5. De como a médica sem cara de médica mudou
radicalmente as condições de vida da “Cozinha do Inferno”:
“Until then, the Health Department had sought to
track down sick children and refer them to physicians, a mostly futile endeavor
in the days before antibiotics and modern medicine. Baker decided that the new
bureau’s mission would instead be prevention. The city had an established and efficient
system of birth registration. As soon as a child was born, her name and address
were reported to the Health Department. Baker reasoned that if every new mother
were properly taught how to feed and care for a baby and recognize the signs of
illness, the mother would have a much better chance of keeping the child alive.
In her first year at the Bureau of Child Hygiene,
Baker sent nurses to the most deadly ward on the Lower East Side.
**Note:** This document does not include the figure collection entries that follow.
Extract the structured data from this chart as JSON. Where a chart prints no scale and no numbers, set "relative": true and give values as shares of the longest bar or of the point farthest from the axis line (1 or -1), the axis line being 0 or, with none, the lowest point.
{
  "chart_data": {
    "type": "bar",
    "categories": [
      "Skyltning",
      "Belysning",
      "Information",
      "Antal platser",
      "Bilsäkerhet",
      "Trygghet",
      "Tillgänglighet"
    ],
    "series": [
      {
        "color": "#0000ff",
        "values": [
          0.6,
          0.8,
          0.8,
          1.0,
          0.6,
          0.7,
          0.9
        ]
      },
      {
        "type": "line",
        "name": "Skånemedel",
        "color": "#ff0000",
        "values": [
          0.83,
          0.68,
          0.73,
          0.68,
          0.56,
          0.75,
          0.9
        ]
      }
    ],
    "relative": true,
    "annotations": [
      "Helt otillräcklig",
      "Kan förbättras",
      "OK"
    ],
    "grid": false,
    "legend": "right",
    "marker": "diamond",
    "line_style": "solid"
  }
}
They were to
visit every new mother within a day of delivery, encouraging exclusive
breast-feeding, fresh air, and regular bathing, and discouraging hazardous
practices such as feeding the baby beer or allowing him to play in the gutter.
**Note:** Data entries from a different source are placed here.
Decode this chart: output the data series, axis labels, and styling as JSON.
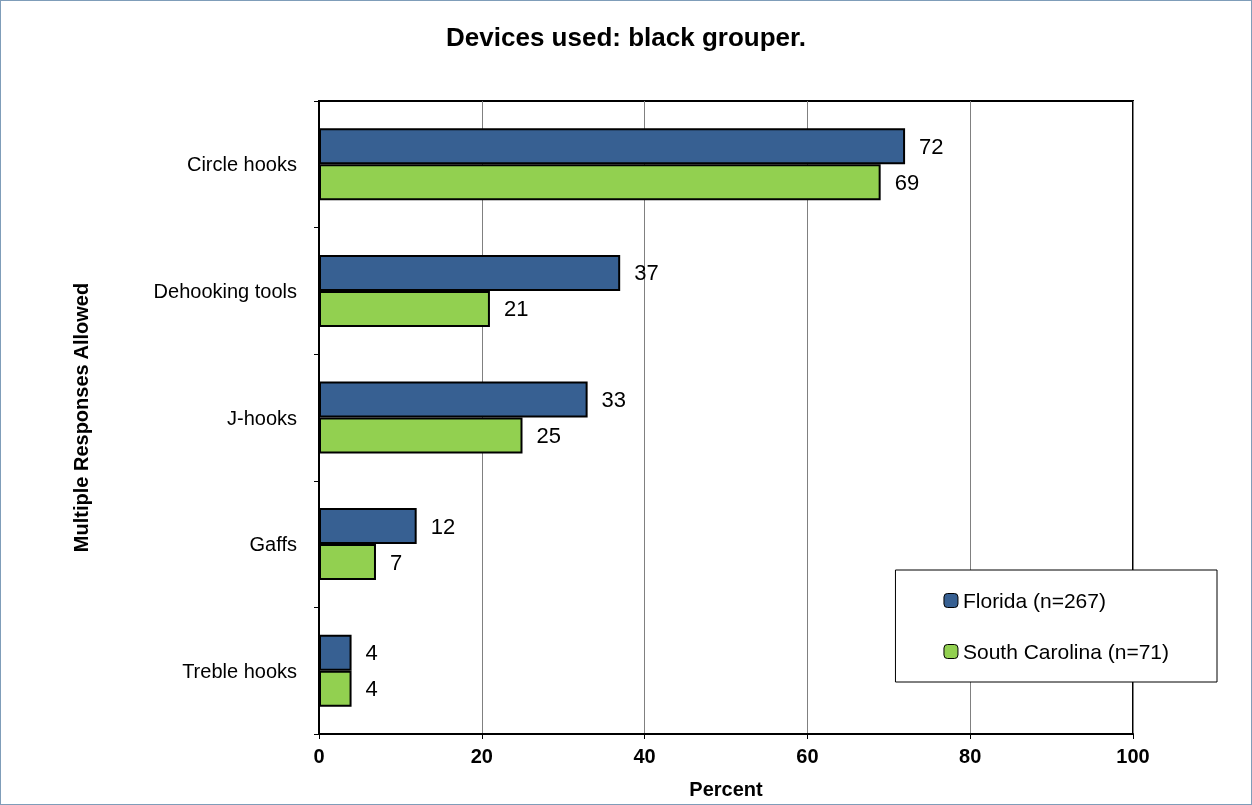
{
  "chart_data": {
    "type": "bar",
    "orientation": "horizontal",
    "title": "Devices used: black grouper.",
    "xlabel": "Percent",
    "ylabel": "Multiple Responses Allowed",
    "categories": [
      "Circle hooks",
      "Dehooking tools",
      "J-hooks",
      "Gaffs",
      "Treble hooks"
    ],
    "series": [
      {
        "name": "Florida (n=267)",
        "color": "#376092",
        "values": [
          72,
          37,
          33,
          12,
          4
        ]
      },
      {
        "name": "South Carolina (n=71)",
        "color": "#92d050",
        "values": [
          69,
          21,
          25,
          7,
          4
        ]
      }
    ],
    "xlim": [
      0,
      100
    ],
    "xticks": [
      0,
      20,
      40,
      60,
      80,
      100
    ],
    "grid": "x",
    "legend": "bottom right",
    "data_labels": true
  }
}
This advice was entirely conventional, but the results were extraordinary: that
summer, 1,200 fewer children died in that district compared to the previous
year; elsewhere in the city the death rate remained high. The home-visiting
program was soon implemented citywide, and in 1910, a network of “milk
stations” staffed by nurses and doctors began offering regular baby
examinations and safe formula for older children and the infants of women who
couldn’t breast-feed. In just three years, the infant death rate in New York
City fell by 40 percent, and in December 1911, The New York Times hailed
the city as the healthiest in the world.”